ECU Field Journal: Africa

Marie's Blog from Lambaréné, Gabon<-- back

Albert Schweitzer Fellow
July 25, 2008

After finishing the proverbial drinking-out-of-a-fire-hydrant, third year of medical school, I am about to embark on a long-awaited journey to work at the Albert Schweitzer Hospital or Hopital d’Albert Schweitzer in Lambaréné, Gabon, where I will live and work for the next three months. Where is Gabon, you ask? It is considered a part of central Africa, and is bordered by Congo, Cameroon, and the Atlantic Ocean. Why this hospital? The Albert Schweitzer Hospital is the product of the vision and dedication of Dr. Albert Schweitzer. Long story short, Dr. Schweitzer was a renaissance man of sorts, who answered a call for help. He literally became a physician for the sole purpose of helping the people of Africa. After falling in love with the region of Lambaréné and people therein, he literally built a hospital out of a chicken coop and began practicing medicine. Even after more than 90 years, including periods of political unrest and war, his hospital lives on and cares for the people of Gabon.

I learned about the Lambaréné Schweitzer Fellowship from Benjamin Gilmer, the first Schweitzer Fellow from the Brody School of Medicine at East Carolina University. He gave a presentation on his work and experiences there, and his stories inspired me to apply. The fact that it came about because of Dr. Schweitzer, whom I had learned about years before, really excited me. When I was 17, I spent a year in France as an International Rotary exchange student. I came to know of Dr. Schweitzer during a visit to Gunsbach, France, his hometown in the region of Alsace. At this time in my life, I already knew that I wanted to become a physician, so I was especially interested in seeing his pictures and hearing the stories of Africa and his hospital from our tour guide. Before leaving Gunsbach, I sat beneath his statue, thinking how wonderful it would be to realize such dreams as he had—helping so many.
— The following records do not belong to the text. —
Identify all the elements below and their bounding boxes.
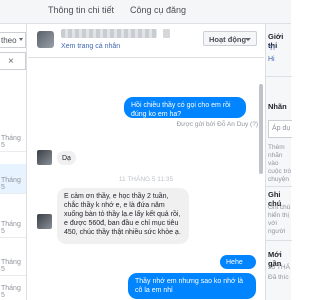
- chevron-down-icon: [19, 38, 23, 41]
- intro-line: Tỉ: [269, 45, 275, 52]
- status-label: Hoạt động: [209, 35, 247, 44]
- chat-panel: Xem trang cá nhân Hoạt động Hồi chiều th…: [28, 24, 264, 300]
- sent-by-note: Được gửi bởi Đỗ An Duy (?): [176, 121, 258, 128]
- divider: [266, 76, 292, 77]
- chat-header: Xem trang cá nhân Hoạt động: [28, 24, 264, 58]
- tab-insights[interactable]: Thông tin chi tiết: [48, 5, 114, 15]
- list-item[interactable]: Tháng 5: [0, 208, 26, 238]
- incoming-message: Dạ: [57, 151, 76, 165]
- labels-description: Thêm nhãn vào cuộc trò chuyện: [268, 144, 292, 183]
- clear-search-icon[interactable]: ×: [8, 56, 14, 67]
- avatar[interactable]: [37, 31, 54, 48]
- conversation-list: theo × Tháng 5 Tháng 5 Tháng 5 Tháng 5 T…: [0, 24, 27, 300]
- notes-description: Ghi chú hiển thị với người: [268, 204, 291, 235]
- labels-heading: Nhãn: [268, 102, 287, 111]
- conversation-date: Tháng 5: [1, 259, 21, 273]
- incoming-message: E cảm ơn thầy, e học thầy 2 tuần, chắc t…: [57, 188, 189, 244]
- list-item[interactable]: Tháng 5: [0, 164, 26, 194]
- search-input[interactable]: ×: [0, 52, 26, 70]
- status-dropdown[interactable]: Hoạt động: [203, 31, 257, 46]
- timestamp: 11 THÁNG 5 11:35: [118, 176, 174, 183]
- outgoing-message: Hehe: [220, 255, 256, 269]
- intro-link[interactable]: Hi: [268, 56, 275, 63]
- conversation-date: Tháng 5: [1, 285, 21, 299]
- list-item[interactable]: Tháng 5: [0, 272, 26, 300]
- recent-activity: Đã thíc: [268, 274, 289, 281]
- blurred-contact-name: [61, 29, 170, 38]
- outgoing-message: Hồi chiều thầy có gọi cho em rồi đúng ko…: [124, 97, 246, 118]
- filter-dropdown[interactable]: theo: [0, 32, 26, 48]
- top-nav: Thông tin chi tiết Công cụ đăng: [0, 0, 291, 24]
- divider: [266, 240, 292, 241]
- scrollbar[interactable]: [259, 84, 263, 174]
- view-profile-link[interactable]: Xem trang cá nhân: [61, 43, 120, 50]
- chevron-down-icon: [245, 38, 251, 41]
- tab-publishing-tools[interactable]: Công cụ đăng: [130, 5, 186, 15]
- list-item[interactable]: Tháng 5: [0, 122, 26, 152]
- avatar: [37, 150, 52, 165]
- conversation-date: Tháng 5: [1, 221, 21, 235]
- details-sidebar: Giới thi Tỉ Hi Nhãn Áp dụ Thêm nhãn vào …: [265, 24, 292, 300]
- outgoing-message: Thầy nhớ em nhưng sao ko nhớ là cô la em…: [128, 273, 256, 299]
- avatar: [37, 214, 52, 229]
- label-placeholder: Áp dụ: [272, 125, 291, 132]
- divider: [266, 186, 292, 187]
- filter-label: theo: [1, 36, 17, 45]
- conversation-date: Tháng 5: [1, 135, 21, 149]
- recent-date: 25 THÁ: [268, 264, 290, 271]
- message-thread: Hồi chiều thầy có gọi cho em rồi đúng ko…: [28, 59, 264, 300]
- label-input[interactable]: Áp dụ: [268, 120, 292, 138]
- conversation-date: Tháng 5: [1, 177, 21, 191]
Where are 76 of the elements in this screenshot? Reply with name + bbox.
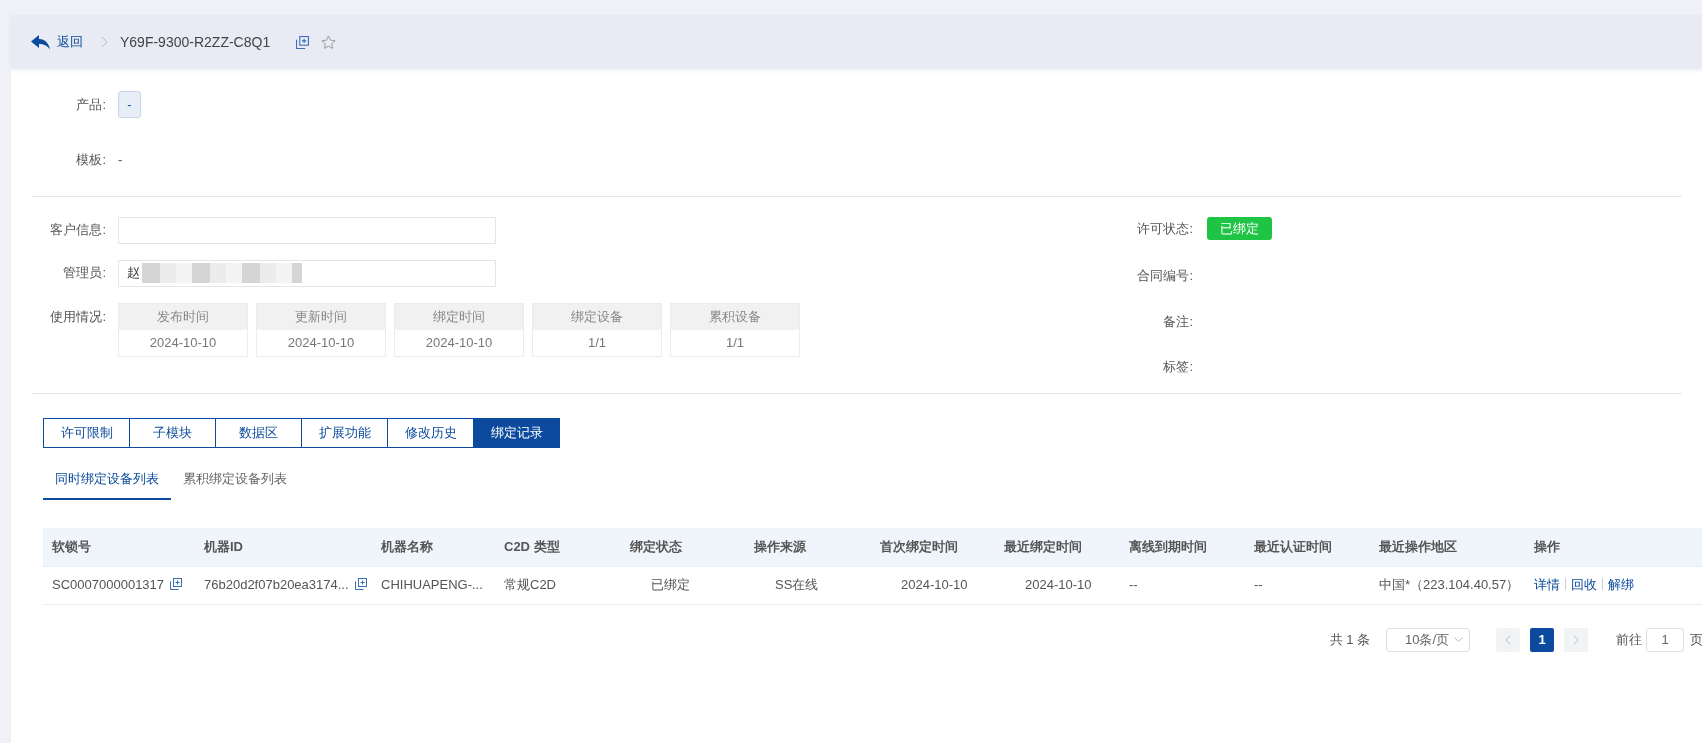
table-cell: 76b20d2f07b20ea3174... (204, 577, 349, 593)
page-size-select[interactable]: 10条/页 (1386, 627, 1470, 652)
table-cell: -- (1254, 577, 1263, 593)
table-cell: SS在线 (775, 577, 819, 593)
status-badge: 已绑定 (1207, 216, 1272, 240)
column-header: 最近绑定时间 (995, 528, 1120, 566)
tab[interactable]: 绑定记录 (473, 417, 560, 448)
column-header: 软锁号 (43, 528, 195, 566)
column-header: 操作 (1525, 528, 1702, 566)
column-header: 离线到期时间 (1120, 528, 1245, 566)
tab[interactable]: 扩展功能 (301, 417, 388, 448)
table-cell: 中国*（223.104.40.57） (1379, 577, 1520, 593)
usage-header: 累积设备 (671, 303, 799, 330)
copy-icon[interactable] (296, 35, 310, 49)
column-header: 首次绑定时间 (871, 528, 995, 566)
back-arrow-icon[interactable] (31, 34, 51, 50)
column-header: C2D 类型 (495, 528, 621, 566)
action-link[interactable]: 回收 (1571, 577, 1597, 593)
goto-suffix: 页 (1690, 630, 1702, 649)
column-header: 操作来源 (745, 528, 871, 566)
usage-value: 1/1 (724, 333, 746, 352)
field-label: 管理员: (62, 264, 107, 283)
usage-header: 发布时间 (119, 303, 247, 330)
usage-value: 2024-10-10 (286, 333, 356, 352)
tab[interactable]: 数据区 (215, 417, 302, 448)
chevron-left-icon (1505, 634, 1511, 645)
field-value: - (118, 151, 123, 169)
usage-value: 2024-10-10 (148, 333, 218, 352)
field-label: 许可状态: (1136, 219, 1194, 238)
back-link[interactable]: 返回 (57, 32, 83, 52)
usage-value: 1/1 (586, 333, 608, 352)
star-icon[interactable] (321, 34, 337, 50)
table-cell: 2024-10-10 (901, 577, 968, 593)
total-count: 共 1 条 (1329, 630, 1370, 649)
column-header: 绑定状态 (621, 528, 745, 566)
field-label: 合同编号: (1136, 267, 1194, 285)
product-tag: - (118, 91, 141, 118)
table-cell: 2024-10-10 (1025, 577, 1092, 593)
tab[interactable]: 子模块 (129, 417, 216, 448)
page-title: Y69F-9300-R2ZZ-C8Q1 (120, 32, 271, 52)
column-header: 最近认证时间 (1245, 528, 1370, 566)
field-label: 产品: (75, 95, 107, 114)
usage-value: 2024-10-10 (424, 333, 494, 352)
column-header: 机器ID (195, 528, 372, 566)
tab[interactable]: 许可限制 (43, 417, 130, 448)
tab[interactable]: 修改历史 (387, 417, 474, 448)
table-cell: 已绑定 (651, 577, 690, 593)
chevron-down-icon (1454, 636, 1463, 643)
table-cell: SC0007000001317 (52, 577, 165, 593)
field-value: 赵 (127, 264, 140, 283)
usage-header: 绑定设备 (533, 303, 661, 330)
field-label: 标签: (1162, 358, 1194, 376)
field-label: 客户信息: (49, 221, 107, 240)
goto-label: 前往 (1616, 630, 1642, 649)
field-label: 使用情况: (49, 307, 107, 326)
page-button[interactable]: 1 (1530, 627, 1554, 652)
chevron-right-icon (1573, 634, 1579, 645)
tab[interactable]: 同时绑定设备列表 (43, 468, 171, 500)
table-cell: CHIHUAPENG-... (381, 577, 483, 593)
field-label: 备注: (1162, 312, 1194, 331)
table-cell: 常规C2D (504, 577, 556, 593)
copy-icon[interactable] (170, 578, 183, 591)
copy-icon[interactable] (354, 578, 367, 591)
input-field[interactable] (118, 216, 496, 244)
action-link[interactable]: 解绑 (1608, 577, 1634, 593)
tab[interactable]: 累积绑定设备列表 (171, 468, 299, 500)
table-cell: -- (1129, 577, 1138, 593)
column-header: 机器名称 (372, 528, 495, 566)
page-input[interactable]: 1 (1646, 627, 1684, 652)
column-header: 最近操作地区 (1370, 528, 1525, 566)
action-link[interactable]: 详情 (1534, 577, 1560, 593)
usage-header: 更新时间 (257, 303, 385, 330)
usage-header: 绑定时间 (395, 303, 523, 330)
chevron-right-icon (101, 36, 108, 48)
field-label: 模板: (75, 151, 107, 169)
input-field[interactable]: 赵 (118, 259, 496, 287)
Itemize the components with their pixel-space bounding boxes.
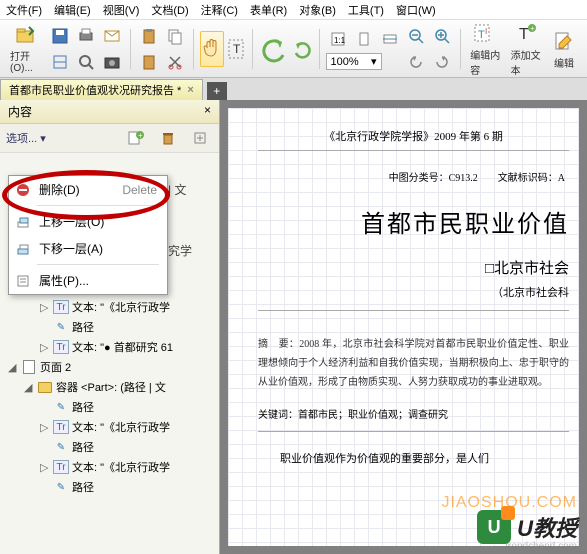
sidebar-close-icon[interactable]: × [204, 103, 211, 120]
document-tab-title: 首都市民职业价值观状况研究报告 * [9, 82, 181, 98]
new-tab-button[interactable]: + [207, 82, 227, 100]
undo-button[interactable] [259, 33, 289, 65]
page-title: 首都市民职业价值 [258, 204, 569, 239]
edit-content-button[interactable]: TI [470, 20, 500, 46]
zoom-out-button[interactable] [404, 24, 428, 48]
menu-edit[interactable]: 编辑(E) [54, 2, 91, 18]
context-menu: 删除(D)Delete 上移一层(O) 下移一层(A) 属性(P)... [8, 175, 168, 295]
actual-size-button[interactable]: 1:1 [326, 27, 350, 51]
main-toolbar: 打开(O)... T 1:1 [0, 20, 587, 78]
tree-path-item[interactable]: ✎路径 [2, 437, 217, 457]
text-select-button[interactable]: T [226, 37, 246, 61]
svg-text:1:1: 1:1 [334, 36, 346, 45]
zoom-in-button[interactable] [430, 24, 454, 48]
print-button[interactable] [74, 24, 98, 48]
fit-page-button[interactable] [352, 27, 376, 51]
menu-object[interactable]: 对象(B) [299, 2, 336, 18]
content-tree: 续)... ▷Tr文本: "《北京行政学 ✎路径 ▷Tr文本: "● 首都研究 … [0, 273, 219, 554]
edit-mode-button[interactable] [551, 28, 577, 54]
delete-icon [15, 182, 31, 198]
tree-page-item[interactable]: ◢页面 2 [2, 357, 217, 377]
document-tab-bar: 首都市民职业价值观状况研究报告 * × + [0, 78, 587, 100]
rotate-right-button[interactable] [430, 50, 454, 74]
expand-icon[interactable] [187, 127, 213, 149]
page-journal-header: 《北京行政学院学报》2009 年第 6 期 [258, 128, 569, 144]
fit-width-button[interactable] [378, 27, 402, 51]
open-label: 打开(O)... [10, 48, 42, 74]
add-text-label: 添加文本 [511, 47, 541, 77]
delete-item-icon[interactable] [155, 127, 181, 149]
new-item-icon[interactable]: + [123, 127, 149, 149]
page-abstract: 摘 要：2008 年，北京市社会科学院对首都市民职业价值定性、职业理想倾向于个人… [258, 335, 569, 392]
scan-button[interactable] [48, 50, 72, 74]
menu-comment[interactable]: 注释(C) [201, 2, 238, 18]
tree-text-item[interactable]: ▷Tr文本: "《北京行政学 [2, 297, 217, 317]
menu-tools[interactable]: 工具(T) [348, 2, 384, 18]
content-sidebar: 内容 × 选项... ▾ + | 文 究学 续)... ▷Tr文本: "《北京行… [0, 100, 220, 554]
tree-path-item[interactable]: ✎路径 [2, 397, 217, 417]
menu-document[interactable]: 文档(D) [151, 2, 188, 18]
zoom-combo[interactable]: 100%▾ [326, 53, 382, 70]
properties-icon [15, 273, 31, 289]
svg-text:T: T [519, 26, 529, 43]
svg-text:T: T [233, 42, 241, 56]
tree-text-item[interactable]: ▷Tr文本: "《北京行政学 [2, 457, 217, 477]
clipboard-button[interactable] [137, 24, 161, 48]
svg-text:+: + [530, 24, 535, 33]
sidebar-options-row: 选项... ▾ + [0, 124, 219, 153]
tree-path-item[interactable]: ✎路径 [2, 477, 217, 497]
svg-text:I: I [485, 27, 487, 36]
layer-up-icon [15, 214, 31, 230]
obscured-text: | 文 究学 [168, 175, 192, 265]
watermark-logo-icon: U [477, 510, 511, 544]
page-subtitle: □北京市社会 [258, 257, 569, 278]
document-tab[interactable]: 首都市民职业价值观状况研究报告 * × [0, 79, 203, 100]
rotate-left-button[interactable] [404, 50, 428, 74]
search-button[interactable] [74, 50, 98, 74]
edit-mode-label: 编辑 [554, 55, 574, 70]
document-viewport[interactable]: 《北京行政学院学报》2009 年第 6 期 中图分类号：C913.2 文献标识码… [220, 100, 587, 554]
menu-form[interactable]: 表单(R) [250, 2, 287, 18]
pdf-page: 《北京行政学院学报》2009 年第 6 期 中图分类号：C913.2 文献标识码… [228, 108, 579, 546]
save-button[interactable] [48, 24, 72, 48]
paste-button[interactable] [137, 50, 161, 74]
menu-window[interactable]: 窗口(W) [396, 2, 436, 18]
tree-text-item[interactable]: ▷Tr文本: "《北京行政学 [2, 417, 217, 437]
svg-text:T: T [478, 29, 485, 41]
edit-content-label: 编辑内容 [470, 47, 500, 77]
cut-button[interactable] [163, 50, 187, 74]
redo-button[interactable] [291, 37, 313, 61]
page-affiliation: （北京市社会科 [258, 284, 569, 300]
snapshot-button[interactable] [100, 50, 124, 74]
page-keywords: 关键词：首都市民；职业价值观；调查研究 [258, 406, 569, 421]
ctx-delete[interactable]: 删除(D)Delete [9, 176, 167, 203]
close-tab-icon[interactable]: × [187, 84, 193, 96]
watermark-brand: U教授 [517, 511, 577, 543]
open-button[interactable] [14, 23, 38, 47]
tree-path-item[interactable]: ✎路径 [2, 317, 217, 337]
ctx-move-down[interactable]: 下移一层(A) [9, 235, 167, 262]
email-button[interactable] [100, 24, 124, 48]
ctx-properties[interactable]: 属性(P)... [9, 267, 167, 294]
hand-tool-button[interactable] [200, 31, 224, 67]
copy-button[interactable] [163, 24, 187, 48]
tree-part-container[interactable]: ◢容器 <Part>: (路径 | 文 [2, 377, 217, 397]
page-body-text: 职业价值观作为价值观的重要部分，是人们 [258, 450, 569, 466]
svg-text:+: + [138, 131, 143, 140]
menu-view[interactable]: 视图(V) [103, 2, 140, 18]
menu-bar: 文件(F) 编辑(E) 视图(V) 文档(D) 注释(C) 表单(R) 对象(B… [0, 0, 587, 20]
menu-file[interactable]: 文件(F) [6, 2, 42, 18]
ctx-move-up[interactable]: 上移一层(O) [9, 208, 167, 235]
page-classification: 中图分类号：C913.2 文献标识码：A [258, 169, 569, 184]
sidebar-title: 内容 [8, 103, 32, 120]
layer-down-icon [15, 241, 31, 257]
tree-text-item[interactable]: ▷Tr文本: "● 首都研究 61 [2, 337, 217, 357]
watermark: U U教授 [477, 510, 577, 544]
options-dropdown[interactable]: 选项... ▾ [6, 130, 46, 146]
add-text-button[interactable]: T+ [511, 20, 541, 46]
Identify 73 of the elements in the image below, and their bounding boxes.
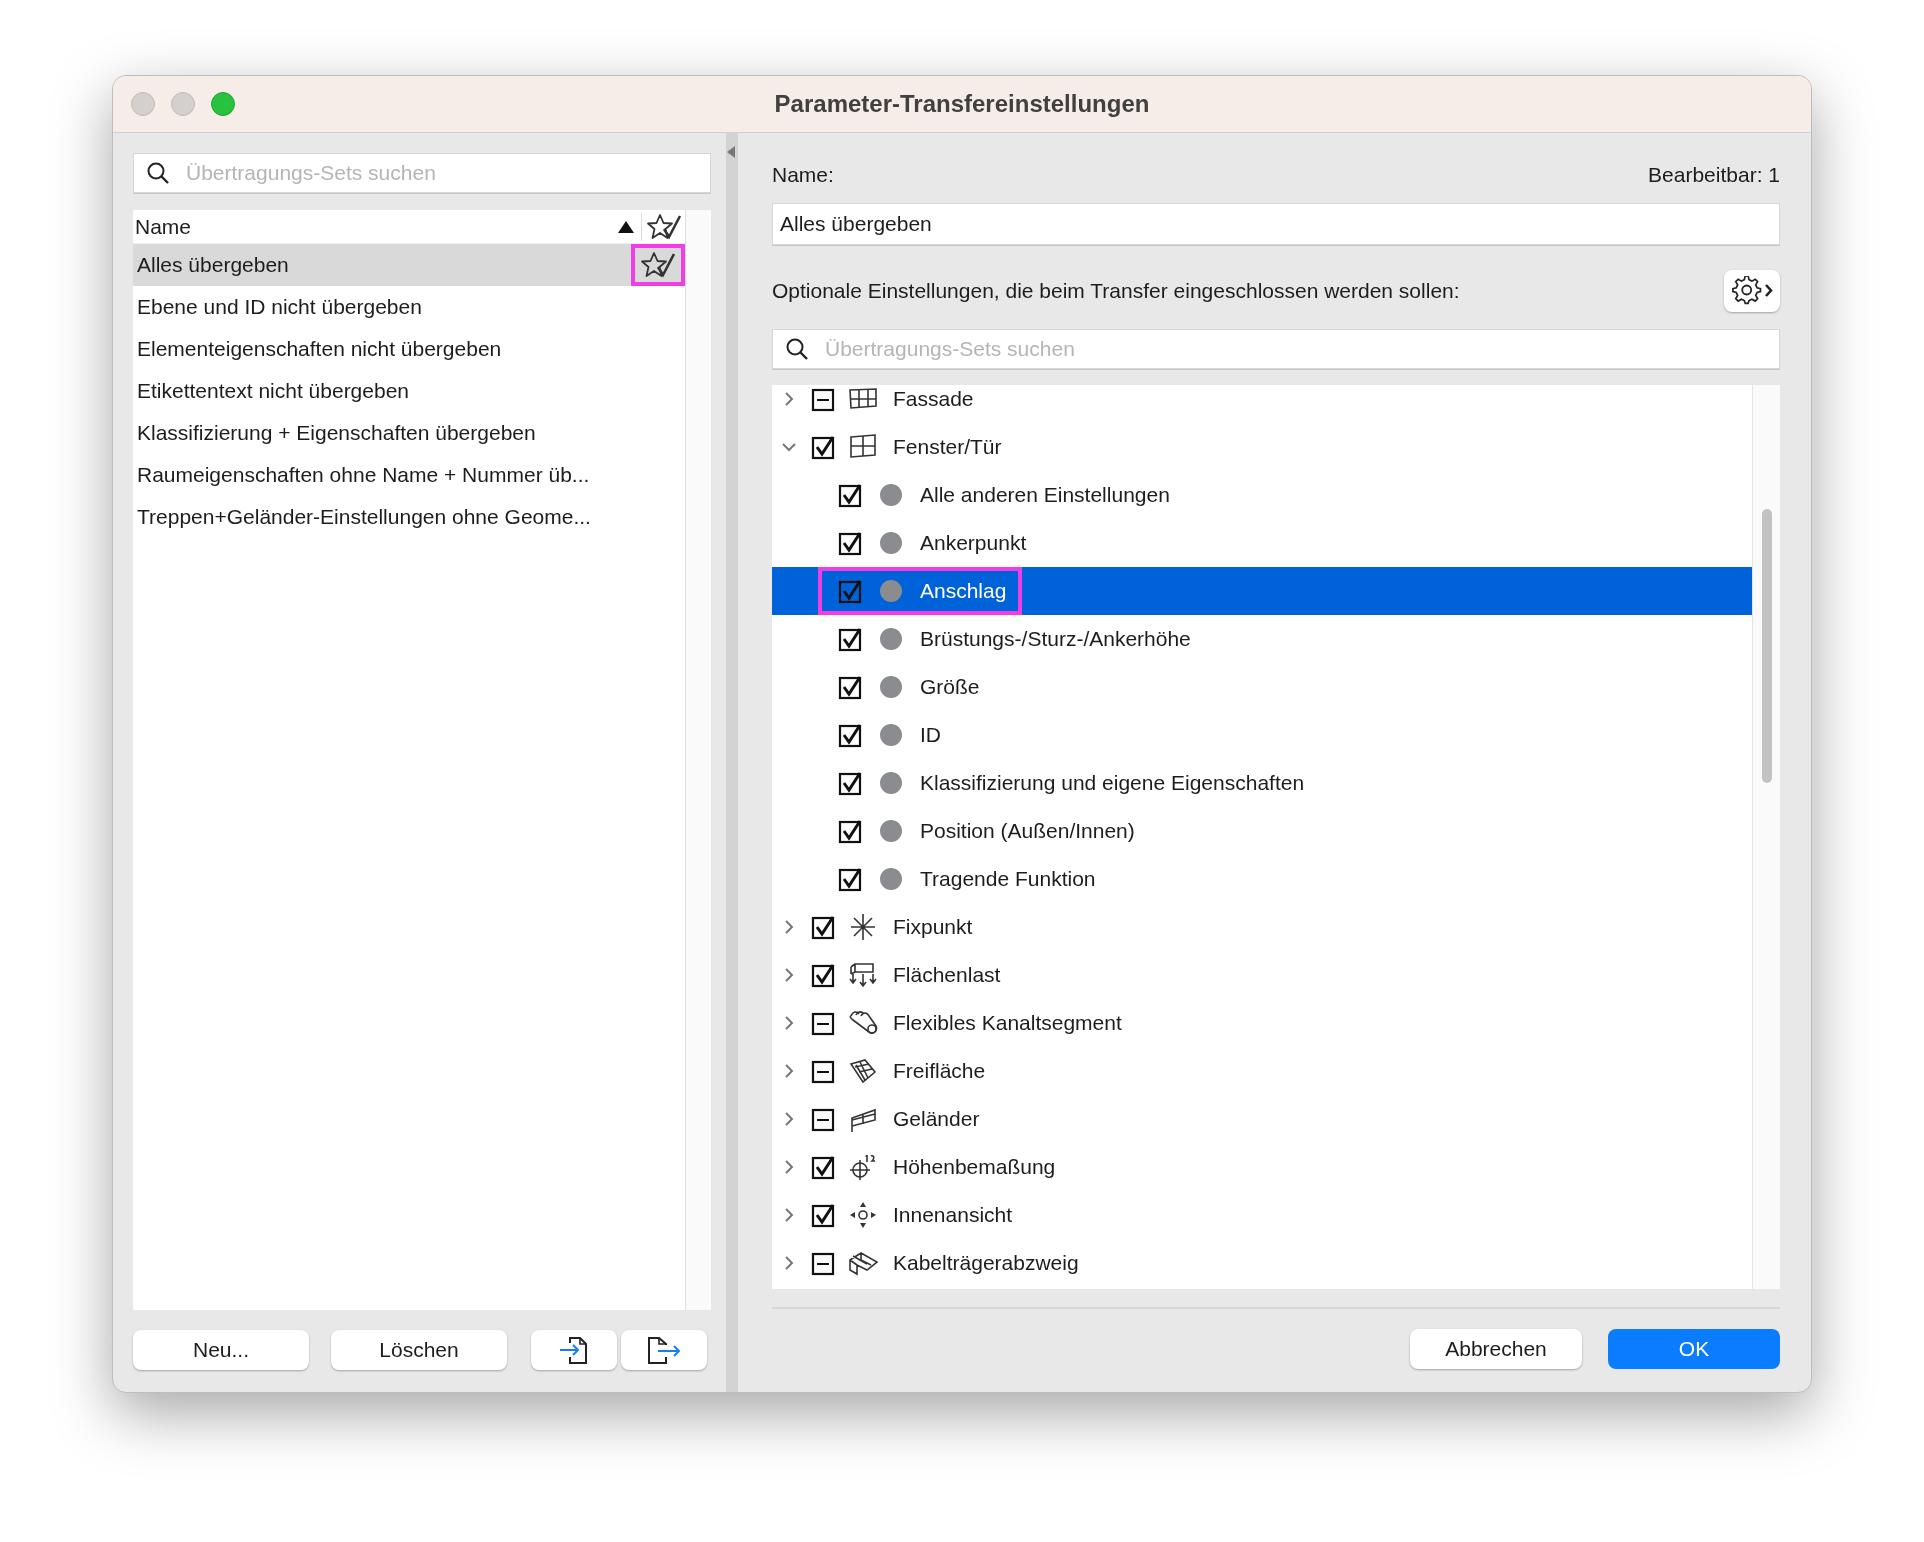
checkbox-checked[interactable] xyxy=(838,674,864,700)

Having grown up in a small town on the water in North Carolina, I imagine that I share some similarities with the people of Lambaréné. It too is on the water, bordering the Oogué River, and most of the population depends on the water for both work and daily living just as my hometown did. I am looking forward to seeing how they live, what they must endure, and what diseases confront them in this setting. I want to learn what health care means to them, what the physician-patient relationship is like, and how it compares to our own. Living in eastern North Carolina, I have learned much about rural medicine and the disparities therein. How does this compare to Gabon, where I understand people come from hundreds of miles away to be seen in Lambaréné? With so many questions, I am eager to learn, to explore, and to serve the Gabonese people. I know that I will bring Gabon back to North Carolina with me, sharing not only the knowledge and experience in their community and health care, but sharing Dr. Schweitzer’s “Reverence for Life” and what passion it brings to others.